LA LIBERTAD ES EL PREMIO
En una
administración de lotería de mi barrio hay un cartel con un lema sugerente que
reza así: "La libertad es el premio". Si hacemos caso a Sócrates y a
Jesucristo, la libertad proviene de la verdad. Y la verdad sigue siendo, a
estas alturas, el quid de la cuestión. Estos días me he acordado mucho (no
tenía más remedio, imagino) del Ensayo sobre la ceguera de Saramago: cada
revelación respecto a la ciénaga de la corrupción que se ha producido en la
prensa estos días ha delatado, con más ahínco cada vez, que la posición del
ciudadano que se busca la vida como puede frente a las administraciones
públicas (ésas que, según la lógica invocada por la política, son merecedoras
de su absoluta confianza) es la misma del ciego ante la oscuridad. Su única
opción es la del crédulo: alguien nos dice que si pudiéramos ver observaríamos
señales infalibles de recuperación y normalización, y no podemos más que tener
fe. Pero la verdad apunta a otra cosa: al otro lado de la catarata, el desastre
es aún más notorio. Más insalvable.
En la
desposesión de esa verdad, por más que el lotero de mi barrio sea un idealista,
la libertad es imposible. Durante la Transición se cantó a la libertad bien
fuerte, a pleno pulmón, libertad sin ira, para la libertad sangro, lucho,
pervivo.

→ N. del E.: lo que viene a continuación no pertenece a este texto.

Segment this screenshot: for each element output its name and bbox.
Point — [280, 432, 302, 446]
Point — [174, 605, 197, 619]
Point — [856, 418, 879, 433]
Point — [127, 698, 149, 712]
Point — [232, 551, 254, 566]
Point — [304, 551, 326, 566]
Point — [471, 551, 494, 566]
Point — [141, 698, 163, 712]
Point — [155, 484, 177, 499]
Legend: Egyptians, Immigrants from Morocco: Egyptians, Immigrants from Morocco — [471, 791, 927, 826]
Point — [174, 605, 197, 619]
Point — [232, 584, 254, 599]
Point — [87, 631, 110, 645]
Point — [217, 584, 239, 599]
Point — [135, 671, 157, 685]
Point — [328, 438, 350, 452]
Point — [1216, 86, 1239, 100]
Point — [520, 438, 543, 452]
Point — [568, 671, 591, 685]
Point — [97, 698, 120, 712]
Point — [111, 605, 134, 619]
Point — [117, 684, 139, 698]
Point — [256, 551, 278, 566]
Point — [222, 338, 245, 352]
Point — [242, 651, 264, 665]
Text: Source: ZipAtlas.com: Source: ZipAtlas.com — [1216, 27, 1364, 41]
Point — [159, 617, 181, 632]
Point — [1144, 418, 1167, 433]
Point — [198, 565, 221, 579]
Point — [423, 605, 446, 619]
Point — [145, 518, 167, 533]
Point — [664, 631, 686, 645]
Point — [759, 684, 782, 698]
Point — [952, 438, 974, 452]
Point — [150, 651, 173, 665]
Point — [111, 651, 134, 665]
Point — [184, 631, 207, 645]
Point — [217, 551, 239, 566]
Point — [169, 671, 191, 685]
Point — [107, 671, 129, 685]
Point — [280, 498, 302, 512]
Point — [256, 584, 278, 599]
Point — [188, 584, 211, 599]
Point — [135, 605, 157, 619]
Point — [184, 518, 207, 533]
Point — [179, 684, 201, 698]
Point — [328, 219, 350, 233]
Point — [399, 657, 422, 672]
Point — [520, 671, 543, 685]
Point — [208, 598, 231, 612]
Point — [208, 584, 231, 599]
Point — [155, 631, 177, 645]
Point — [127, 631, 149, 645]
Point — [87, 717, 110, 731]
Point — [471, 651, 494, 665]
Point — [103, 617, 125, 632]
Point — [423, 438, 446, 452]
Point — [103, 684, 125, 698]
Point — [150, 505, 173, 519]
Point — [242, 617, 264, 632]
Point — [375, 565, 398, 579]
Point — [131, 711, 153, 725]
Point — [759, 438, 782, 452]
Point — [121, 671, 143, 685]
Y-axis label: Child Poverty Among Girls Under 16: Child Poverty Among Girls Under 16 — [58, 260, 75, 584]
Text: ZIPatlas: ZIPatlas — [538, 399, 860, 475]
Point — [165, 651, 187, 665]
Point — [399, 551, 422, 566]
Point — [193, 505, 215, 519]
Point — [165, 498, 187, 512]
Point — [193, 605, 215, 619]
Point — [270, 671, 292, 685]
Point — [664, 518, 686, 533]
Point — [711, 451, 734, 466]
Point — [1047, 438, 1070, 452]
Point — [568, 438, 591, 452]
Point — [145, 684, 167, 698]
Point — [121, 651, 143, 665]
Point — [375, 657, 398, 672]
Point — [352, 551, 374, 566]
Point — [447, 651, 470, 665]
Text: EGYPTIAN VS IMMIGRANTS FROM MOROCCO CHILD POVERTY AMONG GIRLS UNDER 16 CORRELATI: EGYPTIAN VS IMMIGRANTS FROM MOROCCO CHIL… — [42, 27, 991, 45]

Pero ahora que podemos intuir que la verdad no era la que creíamos,
sino otra muy distinta, también hay que admitir que esa libertad sigue vertida
en alas de la promesa. Sí, claro, quisimos café y lo tuvimos, y también tuvimos
libertad. Pero tal vez la sociedad española que alumbró el cambio democrático
cometió el error de considerar que la libertad es un fin, cuando debe ser un
medio. De poco sirve tener libertad si no podemos hacer nada con ella, si la
disposición plena de nuestra voluntad de ciudadanos no se traduce en una acción
política, participativa, capaz de mejorar nuestro entorno económico, social y
cultural en la dirección que queremos.
La política
sigue siendo así algo parecido a lo que fue en la dictadura: una cuestión
paternalista que es mejor que resuelvan otros para que podamos juzgarlos como
ineptos. No sólo se han mantenido desde el antiguo régimen los mecanismos
viciosos que convierten el desfalco y el dinero negro en ley: también la
definición del ciudadano como alguien ajeno al gobierno, alguien a quien ni le
va ni le viene lo que ingresen sus señorías. Y así nos va. Si algo de verdad
sale a relucir, habrá que aprovecharla para culminar lo que queda pendiente. La
libertad es el premio. Pero hay que merecerla.